Public debate Wednesday 30th October 2103. 7pm (sharp) to 9pm. Doors open at 6.30pm Channing Hall, 45 Surrey Street, Sheffield S1 2LG
Outwardly, we live in a society that appears more open-minded and tolerant than at any time in our history. Indeed, we are frequently reminded of the need to understand the importance of respecting different cultures, beliefs and ‘diversity’. Individuals or organisations deemed to be ‘intolerant’ now provoke widespread moral condemnation and censure. The widespread celebration of ‘tolerance’ across the spectrum, from David Cameron to the European Court of Human Rights in countless public statements and declarations, is testament to the rhetorical appeal of a concept that is now seen as being synonymous with being ‘non-judgemental’.
However, the promotion of ‘tolerance’ today can sometimes appear to embody contradictory values. Hand in hand with the 21st century culture of tolerance there appears to have grown up a parallel culture of public intolerance toward people whose beliefs contradict this new, conventional wisdom. The statement ‘I am tolerant of everything but intolerance’ has gained widespread acceptance, as have demands to restrict the freedom of speech and expression of those whose views we might find offensive. Calls to ban the public expression of ideas by those considered racist or homophobic (or who mock religion) are also paradoxically couched in terms of defending tolerance and diversity.
So, should we be ‘tolerant of everything but intolerance’ and accept that freedom of thought and expression have very definite limitations? Or, does tolerance mean having to live with the thoughts and words of others with whom one might vehemently and fundamentally disagree? Put another way, and to paraphrase a biographer of Voltaire, is it a question of disapproving of what someone says, but defending to the death their right to say it? Might it even be possible to learn positive lessons from those whose ideas we find objectionable and to consider that in these morally uncertain times there might be many ways to the truth?
These are some of the questions which will be raised at this special collaboration between Sheffield Salon and Off The Shelf. Come along and be part of an ongoing conversation between the people of Sheffield and respected commentators and academics in the fields of the arts, science, medicine, sociology, philosophy, politics and history. Over the past two years the format of Sheffield Salon events has varied according to our subjects, but always centres around the concept of this being an exploration of meanings within a topic, with many points of view, rather than being merely a ‘talking heads’ session of experts.
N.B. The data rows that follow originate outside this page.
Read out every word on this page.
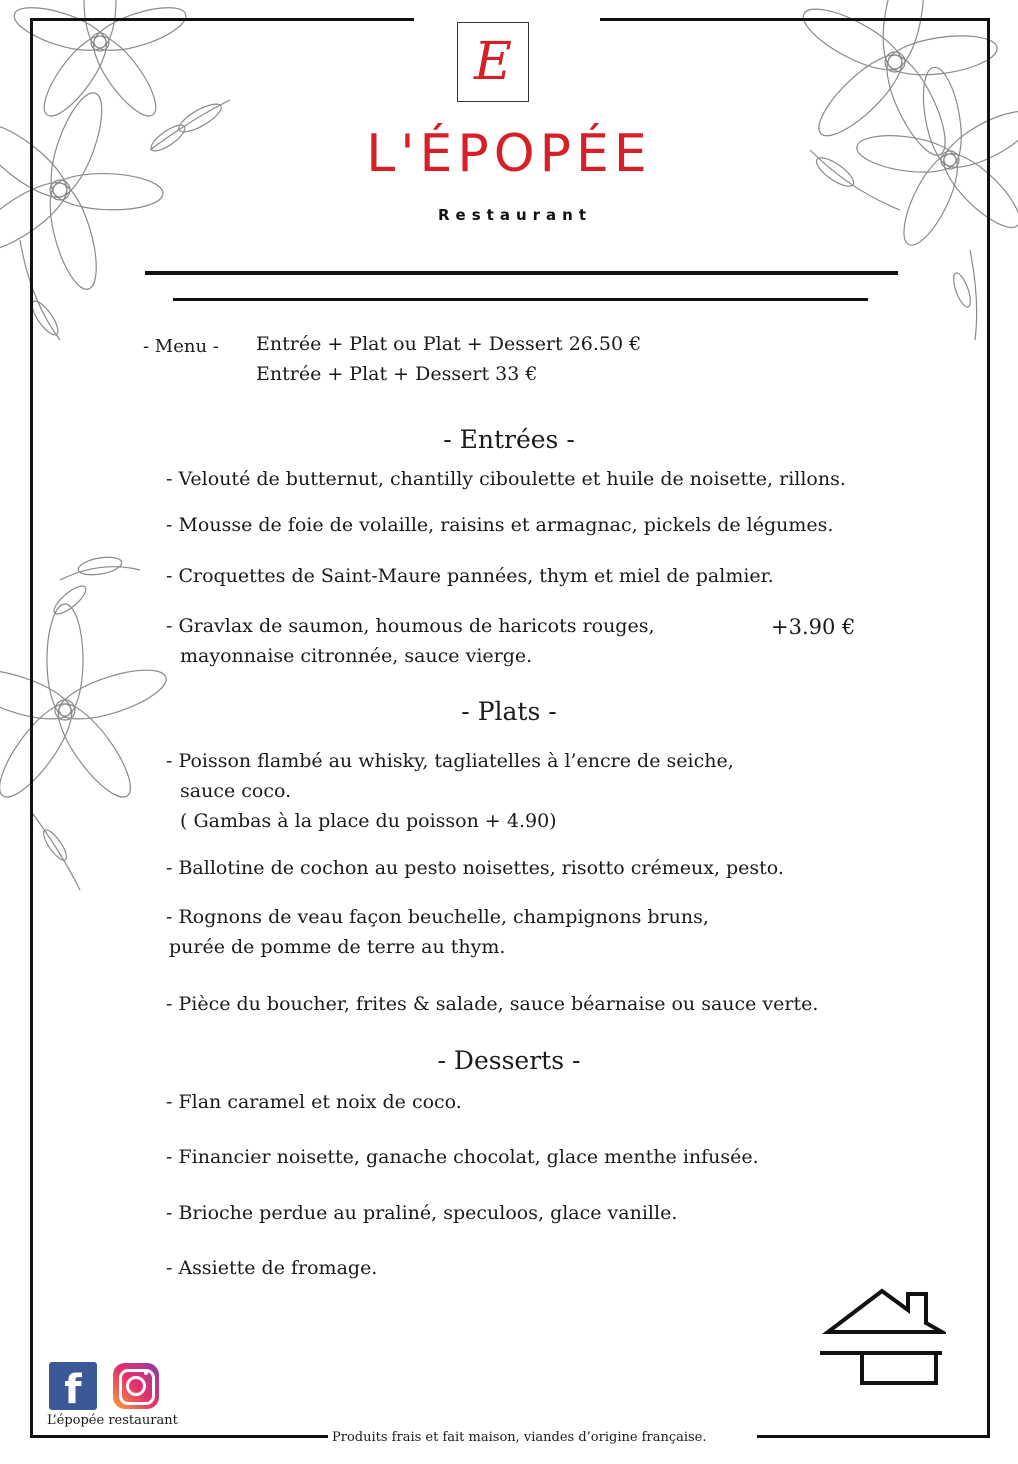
E
L'ÉPOPÉE
Restaurant
- Menu - Entrée + Plat ou Plat + Dessert 26.50 €
Entrée + Plat + Dessert 33 €
- Entrées -
- Velouté de butternut, chantilly ciboulette et huile de noisette, rillons.
- Mousse de foie de volaille, raisins et armagnac, pickels de légumes.
- Croquettes de Saint-Maure pannées, thym et miel de palmier.
- Gravlax de saumon, houmous de haricots rouges,
mayonnaise citronnée, sauce vierge.
+3.90 €
- Plats -
- Poisson flambé au whisky, tagliatelles à l’encre de seiche,
sauce coco.
( Gambas à la place du poisson + 4.90)
- Ballotine de cochon au pesto noisettes, risotto crémeux, pesto.
- Rognons de veau façon beuchelle, champignons bruns,
purée de pomme de terre au thym.
- Pièce du boucher, frites & salade, sauce béarnaise ou sauce verte.
- Desserts -
- Flan caramel et noix de coco.
- Financier noisette, ganache chocolat, glace menthe infusée.
- Brioche perdue au praliné, speculoos, glace vanille.
- Assiette de fromage.
f
L’épopée restaurant
Produits frais et fait maison, viandes d’origine française.
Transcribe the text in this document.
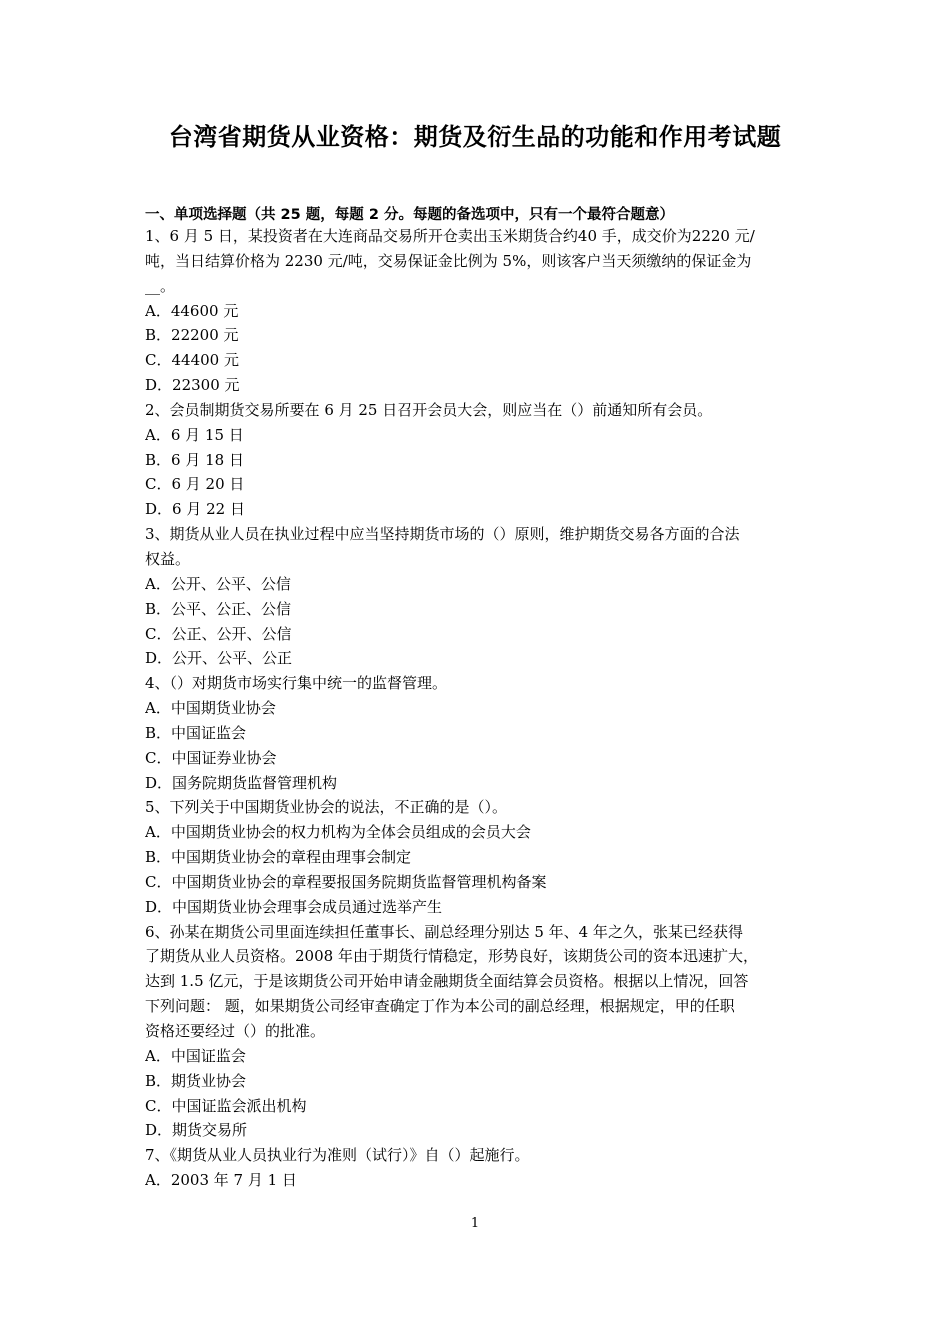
台湾省期货从业资格：期货及衍生品的功能和作用考试题
一、单项选择题（共 25 题，每题 2 分。每题的备选项中，只有一个最符合题意）
1、6 月 5 日，某投资者在大连商品交易所开仓卖出玉米期货合约40 手，成交价为2220 元/
吨，当日结算价格为 2230 元/吨，交易保证金比例为 5%，则该客户当天须缴纳的保证金为
__。
A．44600 元
B．22200 元
C．44400 元
D．22300 元
2、会员制期货交易所要在 6 月 25 日召开会员大会，则应当在（）前通知所有会员。
A．6 月 15 日
B．6 月 18 日
C．6 月 20 日
D．6 月 22 日
3、期货从业人员在执业过程中应当坚持期货市场的（）原则，维护期货交易各方面的合法
权益。
A．公开、公平、公信
B．公平、公正、公信
C．公正、公开、公信
D．公开、公平、公正
4、（）对期货市场实行集中统一的监督管理。
A．中国期货业协会
B．中国证监会
C．中国证券业协会
D．国务院期货监督管理机构
5、下列关于中国期货业协会的说法，不正确的是（）。
A．中国期货业协会的权力机构为全体会员组成的会员大会
B．中国期货业协会的章程由理事会制定
C．中国期货业协会的章程要报国务院期货监督管理机构备案
D．中国期货业协会理事会成员通过选举产生
6、孙某在期货公司里面连续担任董事长、副总经理分别达 5 年、4 年之久，张某已经获得
了期货从业人员资格。2008 年由于期货行情稳定，形势良好，该期货公司的资本迅速扩大，
达到 1.5 亿元，于是该期货公司开始申请金融期货全面结算会员资格。根据以上情况，回答
下列问题： 题，如果期货公司经审查确定丁作为本公司的副总经理，根据规定，甲的任职
资格还要经过（）的批准。
A．中国证监会
B．期货业协会
C．中国证监会派出机构
D．期货交易所
7、《期货从业人员执业行为准则（试行）》自（）起施行。
A．2003 年 7 月 1 日
1
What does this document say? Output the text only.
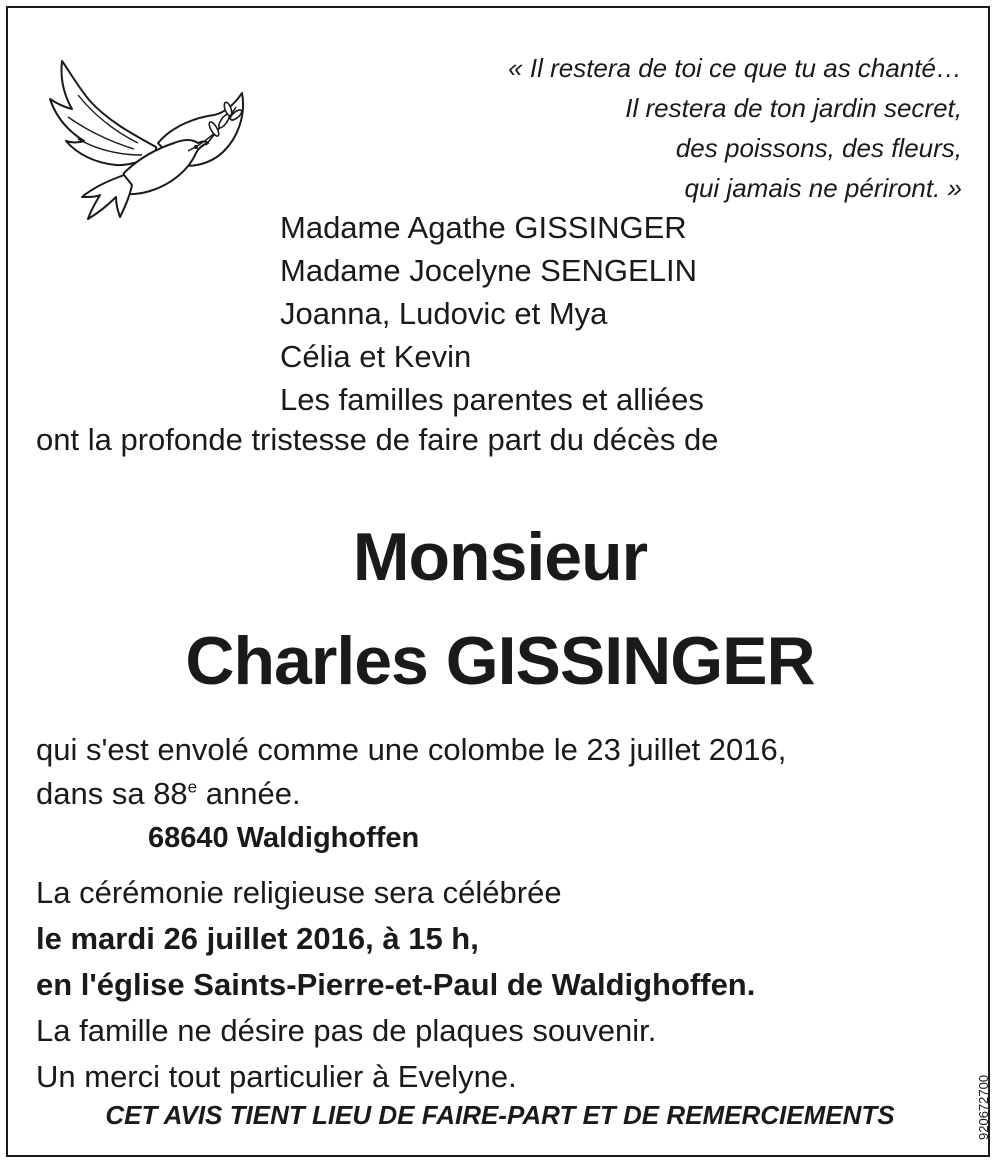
« Il restera de toi ce que tu as chanté…
Il restera de ton jardin secret,
des poissons, des fleurs,
qui jamais ne périront. »
Madame Agathe GISSINGER
Madame Jocelyne SENGELIN
Joanna, Ludovic et Mya
Célia et Kevin
Les familles parentes et alliées
ont la profonde tristesse de faire part du décès de
Monsieur
Charles GISSINGER
qui s'est envolé comme une colombe le 23 juillet 2016,
dans sa 88e année.
68640 Waldighoffen
La cérémonie religieuse sera célébrée
le mardi 26 juillet 2016, à 15 h,
en l'église Saints-Pierre-et-Paul de Waldighoffen.
La famille ne désire pas de plaques souvenir.
Un merci tout particulier à Evelyne.
CET AVIS TIENT LIEU DE FAIRE-PART ET DE REMERCIEMENTS	920672700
Angie Hobbs (Professor for the Public Understanding of Philosophy, University of Sheffield and contributor to BBC Radio 4s In Our Time, the Today programme and Radio 3s Night Waves)
Anthony Milton (Professor of History, University of Sheffield and founding editor of Politics, Culture and Society in Early Modern Britain).
Frank Furedi (Emeritus Professor of Sociology, University of Kent, commentator and author of Where Have All The Intellectuals Gone? and On Tolerance: In Defence of Moral Independence.)